Dettol is a mixture of chloroxylenol and $\alpha$-terpineol.
Chloroxylenol is responsible for the antiseptic and disinfectant properties of Dettol.

(C) Geometrical isomerism is observed in complexes where the relative positions of ligands around the central metal atom can change.
$1$. Octahedral complexes of the type $[MX_2L_4]$ exhibit geometrical isomerism (cis and trans forms).
$2$. Square planar complexes of the type $[MX_2L_2]$ exhibit geometrical isomerism (cis and trans forms).
$3$. Tetrahedral complexes of the type $[MABXL]$ do not exhibit geometrical isomerism because all four positions in a tetrahedron are adjacent to each other,making the relative positions of ligands identical.
$4$. Octahedral complexes of the type $[MX_2(L^{-}L)_2]$ exhibit geometrical isomerism due to the arrangement of $X$ ligands.
Therefore,the correct answer is the tetrahedral complex.

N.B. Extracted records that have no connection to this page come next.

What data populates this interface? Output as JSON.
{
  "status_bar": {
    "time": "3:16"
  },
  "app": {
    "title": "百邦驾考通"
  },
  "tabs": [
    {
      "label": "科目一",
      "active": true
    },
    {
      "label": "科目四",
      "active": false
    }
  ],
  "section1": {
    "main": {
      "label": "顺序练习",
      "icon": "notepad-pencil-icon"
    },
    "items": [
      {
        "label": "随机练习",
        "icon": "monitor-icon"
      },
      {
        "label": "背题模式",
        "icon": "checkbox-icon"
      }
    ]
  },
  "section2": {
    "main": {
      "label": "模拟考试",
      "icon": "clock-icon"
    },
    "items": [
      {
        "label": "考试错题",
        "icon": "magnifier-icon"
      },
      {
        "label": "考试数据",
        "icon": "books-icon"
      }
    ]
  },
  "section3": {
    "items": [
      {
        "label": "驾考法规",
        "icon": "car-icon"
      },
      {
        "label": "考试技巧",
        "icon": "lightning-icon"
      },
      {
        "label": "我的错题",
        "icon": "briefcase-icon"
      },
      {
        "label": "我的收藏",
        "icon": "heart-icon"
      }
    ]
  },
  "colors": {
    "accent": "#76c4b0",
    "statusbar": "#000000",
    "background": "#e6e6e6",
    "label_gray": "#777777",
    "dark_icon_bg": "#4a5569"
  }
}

(C) Copper matte is a mixture of $Cu_2S$ and $FeS$.
During the smelting of roasted copper ore (copper pyrites,$CuFeS_2$),the ore is heated with silica $(SiO_2)$ in a blast furnace.
The iron oxide $(FeO)$ formed reacts with silica to form slag $(FeSiO_3)$,while the remaining $Cu_2S$ and $FeS$ form the molten copper matte.
$2CuFeS_2 + O_2 \longrightarrow Cu_2S + 2FeS + SO_2$

(B) The variation of molar conductivity $(\Lambda_m)$ with concentration $(C)$ for strong electrolytes like $KCl$ is given by the Kohlrausch equation: $\Lambda_m = \Lambda_m^{\circ} - A \sqrt{C}$.
Here,$\Lambda_m^{\circ}$ is the molar conductivity at infinite dilution and $A$ is a constant.
This equation follows the linear form $y = mx + c$,where $y = \Lambda_m$,$x = \sqrt{C}$,$m = -A$ (slope),and $c = \Lambda_m^{\circ}$ (intercept).
Since the slope is negative $(-A)$,the plot of $\Lambda_m$ versus $\sqrt{C}$ is a straight line with a negative slope,indicating that $\Lambda_m$ decreases as $\sqrt{C}$ increases.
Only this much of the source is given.